The following editorial was written at the University of Florida’s Summer Journalism Institute. This piece can also be found on their website.

   In a world full of cinematic promise lies a bug–an evil, nasty, corrosive little bug. This bug, so scientifically named, is the Nincompoopous movieous. This bug has reproduced and spread itself throughout many of Tinsel Town’s biggest film companies; DreamWorks, Columbia, Twentieth Century Fox, and many others have all “caught the bug.”

   This insect’s deadly disease? A lack of originality and a penchant for repeating the past in today’s film industry. Are movie companies trying to revive the past successes for new generations or simply after what they think will be monetary success? Today’s moviegoers want new and exciting adventures, not repeats of old memories.

   In the past decade alone, the trend for producing remakes, sequels, and adaptations has risen above the trend of producing hip, contemporary and, most importantly, original Hollywood films. Continually, these types of films have not made much box office success. For example, in 2004, the movie industry saw poor intake from movies including “Anacondas: The Hunt for the Blood Orchid” (a sequel to the 1997 original) and an adaptation of comic book villainess “Catwoman,” which earned A-lister Halle Barry her first “Razzie” (a mock Oscar) for Worst Actress. More recently, “Sex and the City 2” proved to be a “failure” cinematically despite the hype it received.

   What happened to the imaginative screenplays that made the big screen’s bright lights shine so vividly? Albeit, there are still some of those rare, unique gems of films out there (Titanic, (500) Days of Summer), but what is the chance that these films could produce a sequel or, even worse, a remake? “The Hangover 2” is set for release in 2011…is there really a need for a franchise that could possibly taint the magic that was present in the first film?

   Yet, there are some movie repeats that have become successful in some aspects, including some of the biggest movie franchises that have dominated box offices (The Twilight Saga, Harry Potter series, Lord of the Rings trilogy), just as there have been a variety of flops from original screenplays, such as Gigli and MacGruber.
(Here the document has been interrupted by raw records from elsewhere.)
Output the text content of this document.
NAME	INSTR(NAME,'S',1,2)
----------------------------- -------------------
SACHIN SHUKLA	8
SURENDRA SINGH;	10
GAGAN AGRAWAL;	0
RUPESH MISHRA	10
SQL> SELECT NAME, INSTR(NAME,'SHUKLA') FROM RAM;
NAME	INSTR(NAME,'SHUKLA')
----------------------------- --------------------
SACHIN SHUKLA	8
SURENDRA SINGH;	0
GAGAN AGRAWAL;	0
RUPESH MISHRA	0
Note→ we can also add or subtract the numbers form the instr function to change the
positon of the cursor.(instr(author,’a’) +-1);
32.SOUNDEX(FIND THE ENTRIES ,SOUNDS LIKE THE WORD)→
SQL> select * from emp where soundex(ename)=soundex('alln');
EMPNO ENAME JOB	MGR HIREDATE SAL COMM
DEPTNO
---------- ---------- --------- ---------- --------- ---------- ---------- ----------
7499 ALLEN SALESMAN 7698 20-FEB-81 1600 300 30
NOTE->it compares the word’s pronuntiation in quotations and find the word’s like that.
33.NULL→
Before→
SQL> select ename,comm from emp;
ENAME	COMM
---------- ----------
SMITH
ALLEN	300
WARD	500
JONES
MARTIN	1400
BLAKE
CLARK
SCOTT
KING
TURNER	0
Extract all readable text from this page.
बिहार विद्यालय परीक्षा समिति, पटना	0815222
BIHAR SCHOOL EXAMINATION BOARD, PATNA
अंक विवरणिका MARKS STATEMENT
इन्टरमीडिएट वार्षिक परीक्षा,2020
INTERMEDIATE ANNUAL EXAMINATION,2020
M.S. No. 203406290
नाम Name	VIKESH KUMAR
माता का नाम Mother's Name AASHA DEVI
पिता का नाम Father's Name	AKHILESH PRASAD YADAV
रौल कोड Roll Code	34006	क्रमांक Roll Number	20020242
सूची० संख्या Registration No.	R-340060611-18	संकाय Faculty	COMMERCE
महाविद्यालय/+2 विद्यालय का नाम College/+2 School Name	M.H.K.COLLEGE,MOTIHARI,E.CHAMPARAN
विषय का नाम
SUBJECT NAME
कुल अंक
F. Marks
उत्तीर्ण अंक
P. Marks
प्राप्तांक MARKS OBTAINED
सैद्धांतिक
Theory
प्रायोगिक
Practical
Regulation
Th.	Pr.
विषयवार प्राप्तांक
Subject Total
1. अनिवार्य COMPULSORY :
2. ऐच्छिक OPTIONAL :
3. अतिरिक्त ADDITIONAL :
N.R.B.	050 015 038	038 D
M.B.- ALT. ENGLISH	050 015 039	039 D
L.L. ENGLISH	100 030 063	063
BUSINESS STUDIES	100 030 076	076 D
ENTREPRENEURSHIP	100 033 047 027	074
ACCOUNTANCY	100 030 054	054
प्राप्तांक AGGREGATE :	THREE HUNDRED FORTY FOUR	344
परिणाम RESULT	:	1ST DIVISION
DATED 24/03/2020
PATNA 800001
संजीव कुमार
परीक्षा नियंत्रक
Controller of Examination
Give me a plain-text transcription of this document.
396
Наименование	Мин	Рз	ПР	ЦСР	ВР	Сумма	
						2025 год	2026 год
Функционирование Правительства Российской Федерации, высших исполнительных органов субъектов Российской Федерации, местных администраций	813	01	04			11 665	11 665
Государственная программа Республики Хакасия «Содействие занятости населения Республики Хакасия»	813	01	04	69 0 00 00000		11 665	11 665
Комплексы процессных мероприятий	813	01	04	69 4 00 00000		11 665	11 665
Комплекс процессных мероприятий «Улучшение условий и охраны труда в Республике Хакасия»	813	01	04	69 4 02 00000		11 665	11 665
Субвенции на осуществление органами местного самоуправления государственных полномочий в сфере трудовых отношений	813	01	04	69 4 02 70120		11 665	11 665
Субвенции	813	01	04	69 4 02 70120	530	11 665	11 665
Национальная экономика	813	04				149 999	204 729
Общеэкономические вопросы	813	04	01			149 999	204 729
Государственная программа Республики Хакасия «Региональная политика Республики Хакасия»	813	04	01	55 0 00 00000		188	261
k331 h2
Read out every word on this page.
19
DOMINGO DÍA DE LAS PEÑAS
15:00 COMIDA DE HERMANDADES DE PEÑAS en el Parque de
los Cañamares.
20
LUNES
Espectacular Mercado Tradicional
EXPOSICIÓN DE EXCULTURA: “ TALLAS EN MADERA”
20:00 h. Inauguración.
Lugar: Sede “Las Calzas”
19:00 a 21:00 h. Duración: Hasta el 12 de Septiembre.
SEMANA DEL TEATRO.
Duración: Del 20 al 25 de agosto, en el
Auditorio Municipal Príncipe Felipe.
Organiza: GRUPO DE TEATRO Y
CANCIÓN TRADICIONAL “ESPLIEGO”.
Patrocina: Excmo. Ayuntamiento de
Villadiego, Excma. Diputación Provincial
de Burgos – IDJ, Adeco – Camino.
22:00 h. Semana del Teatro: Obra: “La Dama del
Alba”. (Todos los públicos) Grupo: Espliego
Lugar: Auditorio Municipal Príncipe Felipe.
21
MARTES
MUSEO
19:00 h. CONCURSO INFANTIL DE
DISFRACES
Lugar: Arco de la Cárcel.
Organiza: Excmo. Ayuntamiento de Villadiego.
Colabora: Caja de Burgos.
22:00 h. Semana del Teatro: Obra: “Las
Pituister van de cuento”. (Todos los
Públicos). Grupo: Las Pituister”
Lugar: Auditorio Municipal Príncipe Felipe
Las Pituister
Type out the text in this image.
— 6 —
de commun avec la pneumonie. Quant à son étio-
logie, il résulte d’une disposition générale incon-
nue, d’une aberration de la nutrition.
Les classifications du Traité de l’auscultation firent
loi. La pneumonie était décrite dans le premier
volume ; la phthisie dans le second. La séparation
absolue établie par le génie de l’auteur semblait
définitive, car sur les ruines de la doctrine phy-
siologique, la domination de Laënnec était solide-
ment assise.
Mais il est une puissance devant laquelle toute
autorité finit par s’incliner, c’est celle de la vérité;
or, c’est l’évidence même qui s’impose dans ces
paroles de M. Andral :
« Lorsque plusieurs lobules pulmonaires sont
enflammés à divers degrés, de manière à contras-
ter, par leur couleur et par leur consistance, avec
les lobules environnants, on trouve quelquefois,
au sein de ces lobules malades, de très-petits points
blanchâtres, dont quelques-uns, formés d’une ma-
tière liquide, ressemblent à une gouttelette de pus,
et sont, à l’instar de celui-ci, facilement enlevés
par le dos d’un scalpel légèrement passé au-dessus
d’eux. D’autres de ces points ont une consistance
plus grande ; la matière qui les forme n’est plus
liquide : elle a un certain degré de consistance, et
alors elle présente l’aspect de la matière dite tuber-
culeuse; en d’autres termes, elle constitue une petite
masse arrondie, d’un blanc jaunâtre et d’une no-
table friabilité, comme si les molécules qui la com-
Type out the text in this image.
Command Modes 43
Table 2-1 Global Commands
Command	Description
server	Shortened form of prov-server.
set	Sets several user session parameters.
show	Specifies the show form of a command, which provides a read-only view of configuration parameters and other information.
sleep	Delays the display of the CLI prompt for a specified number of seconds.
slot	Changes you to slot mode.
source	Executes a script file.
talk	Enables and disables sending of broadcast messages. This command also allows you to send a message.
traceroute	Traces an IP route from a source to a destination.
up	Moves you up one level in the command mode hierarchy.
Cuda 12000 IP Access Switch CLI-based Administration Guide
   But this movie industry bug is growing larger and larger by the minute. It seems as if the minds of the Hollywood head honchos are set solely on the next big “remake”. Audiences are enticed to be on the lookout for the next “Chronicle of Narnia,” an “Avatar” sequel, and, worst of all, a new tale from the “Journey to the Center of the Earth.” Let’s pause for shudders.

   The cure for this infectious disease? Watch “The Breakfast Club” and see the creative characteristics that defined a generation.  Watch “Juno” and soak in the pure fearlessness in telling a story. These films generated huge buzz, box office bucks, and beloved fans, and did so without remaking or reimagining. Hollywood needs to return to the movie mindsets when those films were made if it has any hope of quashing the Nincompoopous movieous once and for all.